I've set myself modest reading targets in each of the last three years and failed every time (I managed 17 books in '19, 11 in '20 and 18 in '21), so I'm determined to read twenty two books in 2022. I'll review them all here.
7/22: Eleven by Mark Watson
The blurb:
Xavier Ireland is a radio DJ who by night listens to the hopes, fears and regrets of sleepless Londoners and by day keeps himself very much to himself - until he is brought into the light by a one-of-a-kind cleaning lady and forced to confront his own biggest regret. This is a tale of love, loss, Scrabble and six degrees of separation, asking big questions about life and death, strangers and friends, heartache and comfort, and whether the choices we don't make affect us just as powerfully as those we do.
The review: I am predisposed to liking this book. After all, I read Contacts by Watson last year, and gave it a healthy five stars out of six in my review. In 2018 I made The Knot my book of the year (even though it was published in 2012). And I've seen Mark in various comedy settings doing his "day job" more often than I can easily recall. And I do like Eleven ... it's just that it's not as good as it could have been. Let me explain why.
Sure, all the hallmarks of Watson's best writing are in place - a relatable, likeable, everyman protagonist, a free-flowing prose style that helps the pages practically turn themselves, and a gentle humour of the wry-smile-inducing variety. As a result, Eleven is a book I rattled through in three days, helped, no doubt, by train journeys to while away. But there are issues; for a start, some of the characterisation could best be described as of the cookie-cutter variety. For example, Pippa, the cleaning lady who triggers a change in our hero's outlook is almost a Geordie-by-numbers; worse still is the depiction of Xavier's friend and radio co-host Murray who, I am sorry to say, borders on cliché as the hapless, overweight, stammering fool with bad hair and a shocking lack of self-awareness. Ditto Julius, the overweight, bullied schoolboy from a poor background who is also a maths prodigy. I'm not saying these kinds of characters don't exist in real life - it's just that for them to tick every box on their archetype's checklist jars, with this reader at least.
Then there is the POV - omniscient present-tense is a tough gig to pull off, especially when it is third-person, rather than first. When the narrator drops in little details about what will happen to minor characters in three, five, ten years time, well, I get it, Mark's trying to highlight the interconnectivity of everything ... it's just that this makes the narrator seem God-like, and I'm an atheist.
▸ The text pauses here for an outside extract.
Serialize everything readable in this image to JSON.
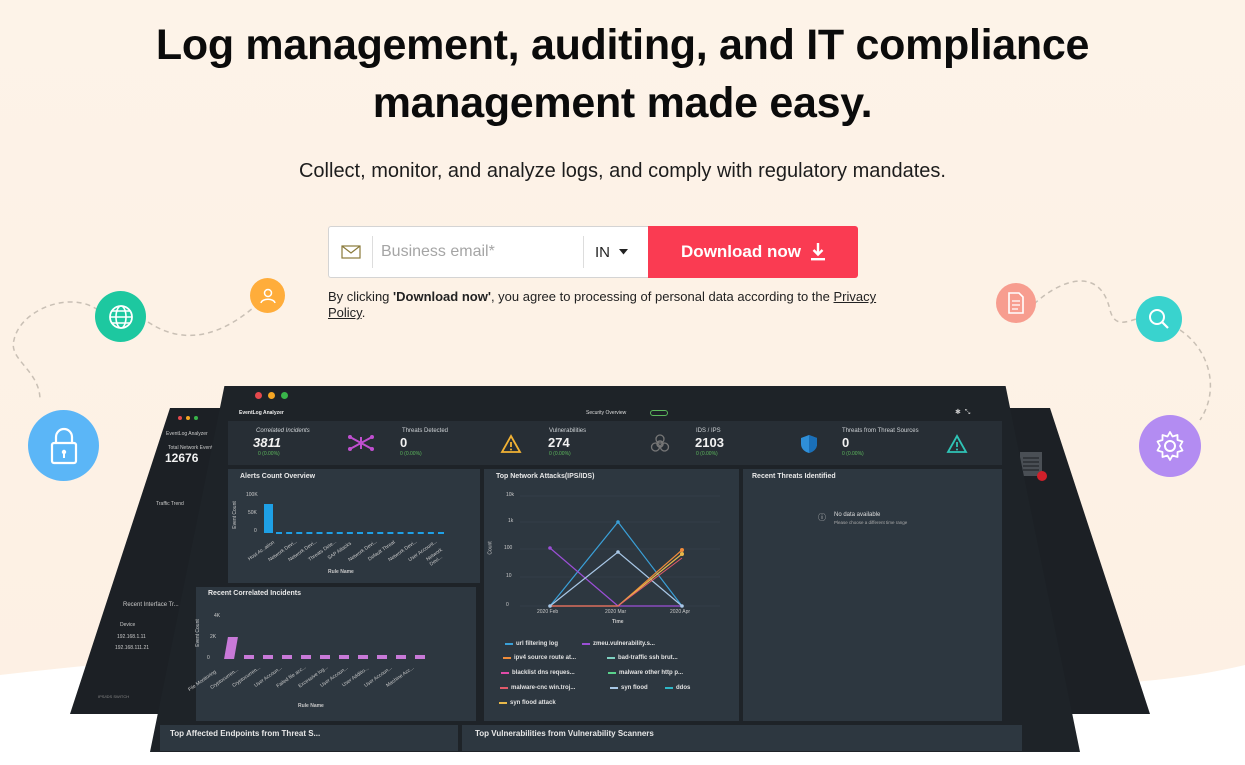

Your mileage will, as they say, undoubtedly vary, but for me this was a problem at times, and occasionally disrupted the narrative flow.
And then there is the flexing of vocab muscles, visibly stretching to use unusual or unexpected verbs to describe events. Again, I know what Watson's doing here, I think, in trying to imbue seemingly ordinary events with portent through the use of carefully chosen verbs but when I got to the point where picnics were "provoked" by sunshine, I just wanted him to stop. And I'm happy to report, from reading subsequent books by Watson, that he has.
That said, there is still much to enjoy here, and I'm glad I read it. No doubt you would be too. As I've mentioned, the pace fairly rattles along, and Xavier Ireland is a character that the reader invests in, even to the extent of wanting to give him a shake at times, and that has to be a good sign. One final criticism, though, might be that the book's ending is a little too foreshadowed, and you get the feeling that even Watson realised this and tweaked it ever so slightly - for the better, I am happy to report.
The bottom line: even with the occasional frustrations this is a genuinely enjoyable read, but would have benefited from better characterisation and a tougher editor. It's good, but he's written better since.